At Jaxport, Long-Awaited Channel Dredging Gets Under Way
After years of studies, regulatory approval processes, public hearings and litigation, the Port of Jacksonville, Florida (Jaxport) has begun its long-awaited harbor dredging project. The clamshell dredge Paula Lee took her first scoop of the first three-mile segment of the shipping channel on February 3.
Over the course of the next two years, the Dutra Group-operated dredge will deepen the segment by seven feet, bringing the navigable depth to 47 feet - enough for some of the largest container ships to arrive at Jaxport with heavier loads. At present, the neopanamax vessels that are taking over the trans-Panama Canal shipping routes draw too much water to call at Jaxport with a full load. Despite this limitation, Jaxport is already Florida's biggest container port complex, and the deepening project will serve to cement its position as a leader in cargo handling in the Southeast.
“What a huge day for our city, our region and our state,” said Jaxport CEO Eric Green. “Effective federal, state and local leaders working together with our maritime and business communities made this a reality.

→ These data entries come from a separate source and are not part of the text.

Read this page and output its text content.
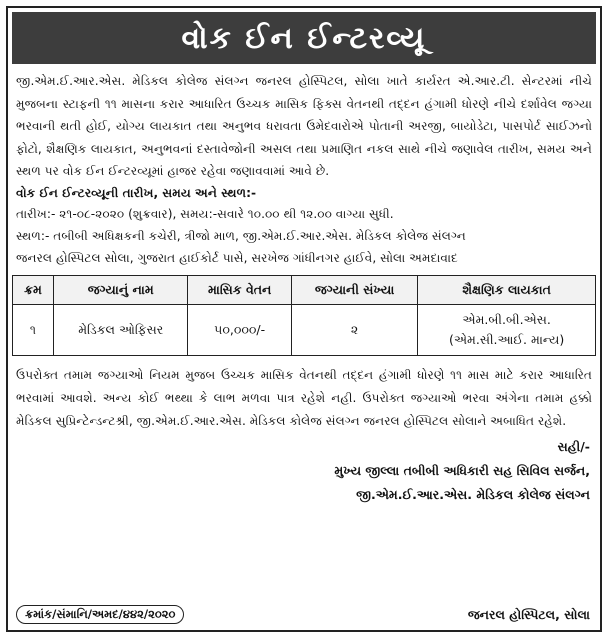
વોક ઈન ઈન્ટરવ્યૂ

જી.એમ.ઈ.આર.એસ. મેડિકલ કોલેજ સંલગ્ન જનરલ હોસ્પિટલ, સોલા ખાતે કાર્યરત એ.આર.ટી. સેન્ટરમાં નીચે મુજબના સ્ટાફની ૧૧ માસના કરાર આધારિત ઉચ્ચક માસિક ફિક્સ વેતનથી તદ્દન હંગામી ધોરણે નીચે દર્શાવેલ જગ્યા ભરવાની થતી હોઈ, યોગ્ય લાયકાત તથા અનુભવ ધરાવતા ઉમેદવારોએ પોતાની અરજી, બાયોડેટા, પાસપોર્ટ સાઈઝનો ફોટો, શૈક્ષણિક લાયકાત, અનુભવનાં દસ્તાવેજોની અસલ તથા પ્રમાણિત નકલ સાથે નીચે જણાવેલ તારીખ, સમય અને સ્થળ પર વોક ઈન ઈન્ટરવ્યૂમાં હાજર રહેવા જણાવવામાં આવે છે.

વોક ઈન ઈન્ટરવ્યૂની તારીખ, સમય અને સ્થળ:-
તારીખ:- ૨૧-૦૮-૨૦૨૦ (શુક્રવાર), સમય:-સવારે ૧૦.૦૦ થી ૧૨.૦૦ વાગ્યા સુધી.
સ્થળ:- તબીબી અધિક્ષકની કચેરી, ત્રીજો માળ, જી.એમ.ઈ.આર.એસ. મેડિકલ કોલેજ સંલગ્ન
જનરલ હોસ્પિટલ સોલા, ગુજરાત હાઈકોર્ટ પાસે, સરખેજ ગાંધીનગર હાઈવે, સોલા અમદાવાદ
ક્રમ	જગ્યાનું નામ	માસિક વેતન	જગ્યાની સંખ્યા	શૈક્ષણિક લાયકાત
૧	મેડિકલ ઓફિસર	૫૦,૦૦૦/-	૨	એમ.બી.બી.એસ.
(એમ.સી.આઈ. માન્ય)

ઉપરોક્ત તમામ જગ્યાઓ નિયમ મુજબ ઉચ્ચક માસિક વેતનથી તદ્દન હંગામી ધોરણે ૧૧ માસ માટે કરાર આધારિત ભરવામાં આવશે. અન્ય કોઈ ભથ્થા કે લાભ મળવા પાત્ર રહેશે નહી. ઉપરોક્ત જગ્યાઓ ભરવા અંગેના તમામ હક્કો મેડિકલ સુપ્રિન્ટેન્ડન્ટશ્રી, જી.એમ.ઈ.આર.એસ. મેડિકલ કોલેજ સંલગ્ન જનરલ હોસ્પિટલ સોલાને અબાધિત રહેશે.

સહી/-
મુખ્ય જીલ્લા તબીબી અધિકારી સહ સિવિલ સર્જન,
જી.એમ.ઈ.આર.એસ. મેડિકલ કોલેજ સંલગ્ન
ક્રમાંક/સંમાનિ/અમદ/૪૪૨/૨૦૨૦	જનરલ હોસ્પિટલ, સોલા
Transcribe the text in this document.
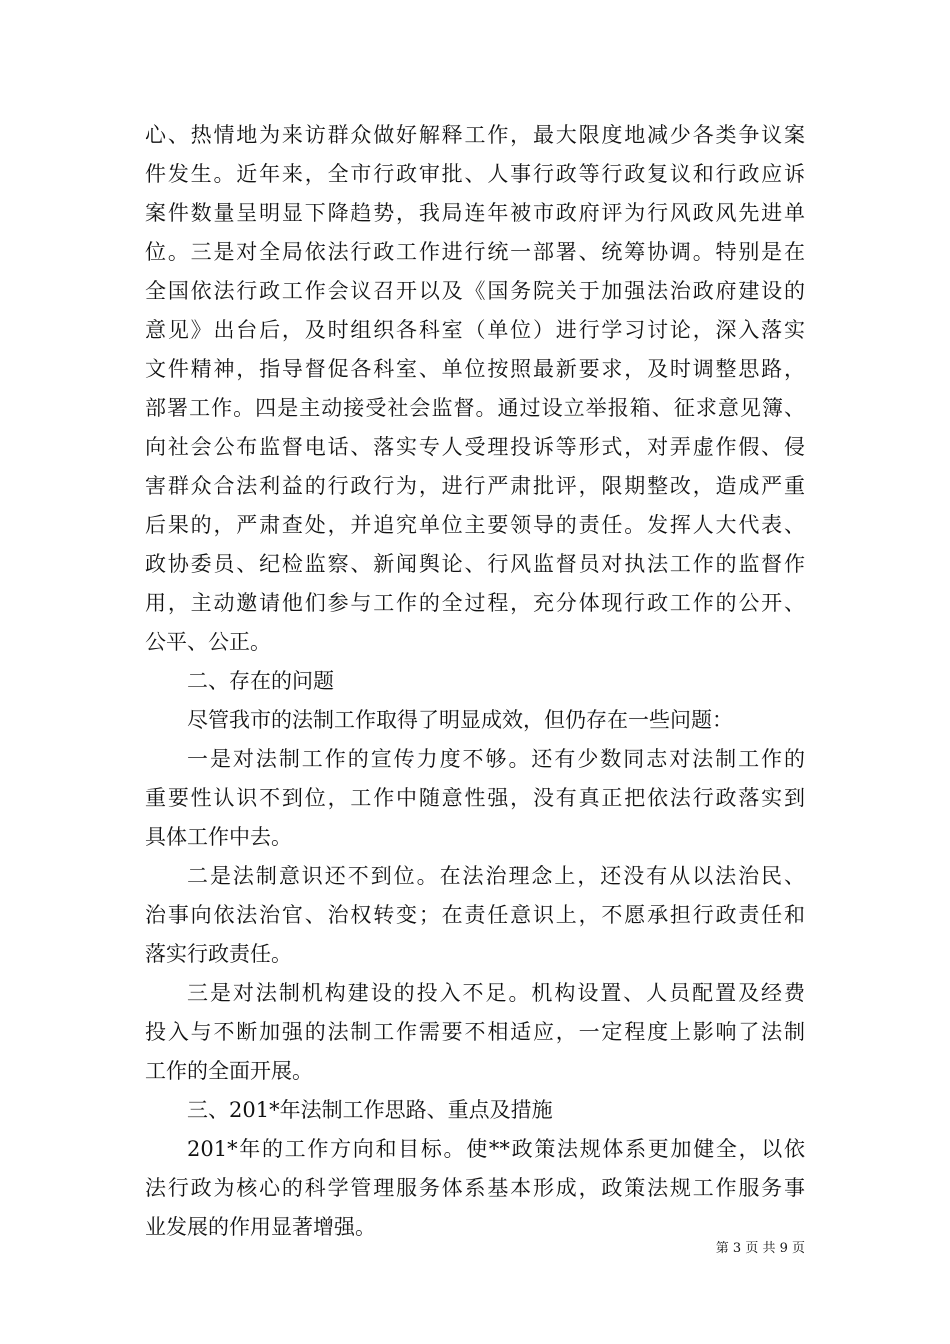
心、热情地为来访群众做好解释工作，最大限度地减少各类争议案
件发生。近年来，全市行政审批、人事行政等行政复议和行政应诉
案件数量呈明显下降趋势，我局连年被市政府评为行风政风先进单
位。三是对全局依法行政工作进行统一部署、统筹协调。特别是在
全国依法行政工作会议召开以及《国务院关于加强法治政府建设的
意见》出台后，及时组织各科室（单位）进行学习讨论，深入落实
文件精神，指导督促各科室、单位按照最新要求，及时调整思路，
部署工作。四是主动接受社会监督。通过设立举报箱、征求意见簿、
向社会公布监督电话、落实专人受理投诉等形式，对弄虚作假、侵
害群众合法利益的行政行为，进行严肃批评，限期整改，造成严重
后果的，严肃查处，并追究单位主要领导的责任。发挥人大代表、
政协委员、纪检监察、新闻舆论、行风监督员对执法工作的监督作
用，主动邀请他们参与工作的全过程，充分体现行政工作的公开、
公平、公正。
二、存在的问题
尽管我市的法制工作取得了明显成效，但仍存在一些问题：
一是对法制工作的宣传力度不够。还有少数同志对法制工作的
重要性认识不到位，工作中随意性强，没有真正把依法行政落实到
具体工作中去。
二是法制意识还不到位。在法治理念上，还没有从以法治民、
治事向依法治官、治权转变；在责任意识上，不愿承担行政责任和
落实行政责任。
三是对法制机构建设的投入不足。机构设置、人员配置及经费
投入与不断加强的法制工作需要不相适应，一定程度上影响了法制
工作的全面开展。
三、201*年法制工作思路、重点及措施
201*年的工作方向和目标。使**政策法规体系更加健全，以依
法行政为核心的科学管理服务体系基本形成，政策法规工作服务事
业发展的作用显著增强。
第 3 页 共 9 页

It is exhilarating to see this historic project come to life to help ensure that we continue to put our citizens to work.”
Jaxport's dredging was almost delayed again by a lawsuit brought by St. Johns Riverkeeper, a local environmental group that sought to block the dredging. Last month, U.S. district judge Marcia Morales Howard turned down the group's request for an injunction. The suit alleged that Jaxport's dredging plan had been reduced to cover 11 rather than 13 miles of the channel, and therefore required a new environmental impact statement. However, as the port and the Corps of Engineers have made no final plans to reduce the scope of work, Howard ruled, there are no grounds for an injunction.
“After a decade of study, independent review, public input and full regulatory approval, it is time to begin this project and bring employment and increased opportunity to our fellow citizens,” said Nancy Rubin, Jaxport's senior director of communications, in a statement after the ruling.